年轻时,我也曾为一件钟情的事,“专心致志、加班加点,甚至废寝忘食”。那时,身体是一座取之不尽的矿藏,精神是永不疲倦的掘进机。消耗与补给,像呼吸一般自然。如今,我依然有那般“专心致志”的心气,那渴望投入、渴望沉浸的热情,并未随年华老去。可我的身体,这座运行了八十载的精密而疲惫的机器,却再也跟不上那心气的节奏了。它像一架弦已松弛的老琴,你仍想奏出激昂的乐章,它却只能回报以喑哑的震颤,乃至承受不住那力度,彻底喑哑下去。
这一次失眠,与写《玩伴》后的那一次,滋味终究不同。那次是不甘,是懊恼,是觉得自己“不能了”的颓丧。而这一次,在经历了一个月心无旁骛的“执念”之后,在体味过那专注带来的、近乎奢侈的愉悦之后,再面对这更深露重、力竭而神醒的夜晚,我心里涌起的,竟是一种奇异的“了然”。
原来,“老了”便是这样一回事。不是心如死灰,不是万事皆休。而是心,那团火,还跃动着想燃烧的欲望;身,那副柴,却已是经了霜、受了潮的,只够慢慢地、温和地煨着,再也禁不起熊熊的烈焰了。强行去点,燃起的,恐怕先是灼伤自己的青烟。
我不再焦虑地望着那天花板,试图命令自己睡去。我只是静静地躺着,听自己迟缓而清晰的心跳,感受那弥漫全身的、诚实无比的疲惫。我想,李老师所说的“道”,那“无形”“无情”“无名”的运行,或许也包含了生命本身的、这种缓慢而不可逆的节律吧。它不因你的热情而加速,亦不因你的挽留而停留。

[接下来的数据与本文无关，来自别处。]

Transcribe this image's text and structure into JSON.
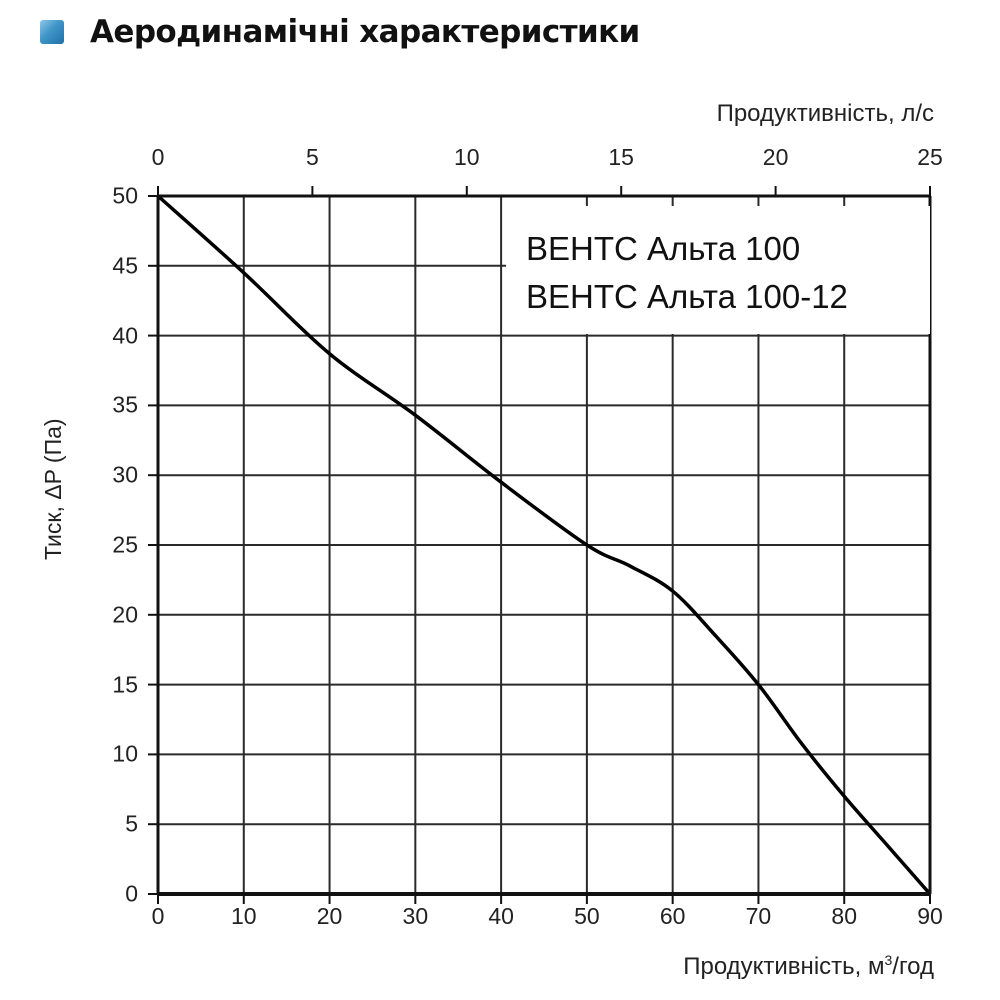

那么,便慢下来吧。八段锦依然要练,经依然要抄,但那不是功课,不是对衰老的征战。或许,它就该像公园里那些我曾瞧不上的、谈笑风生的人们一样,只是晨光里一段自在的伸展,只是与自己身体一次温和的对话。让那“执念”,化作“随意”;让那“专一”,融于“平常”。
窗外的灰色,渐渐渗进来些许蟹壳青。漫长的一夜,终于还是流过去了。我缓缓起身,骨节发出细微的声响,像一部老旧的木梯,被轻轻踩动。我没有立即去开灯,也没有打算像前几日那样,争分夺秒地开始晨练。我只是走到窗前,撩开帘子一角,看着外面尚未完全醒来的、安静的世界。
远处,隐约有早起的鸟,试探般地叫了一两声。
新的一天炒股配资入门知识网,很慢,很长。而我,终于可以不再着急了。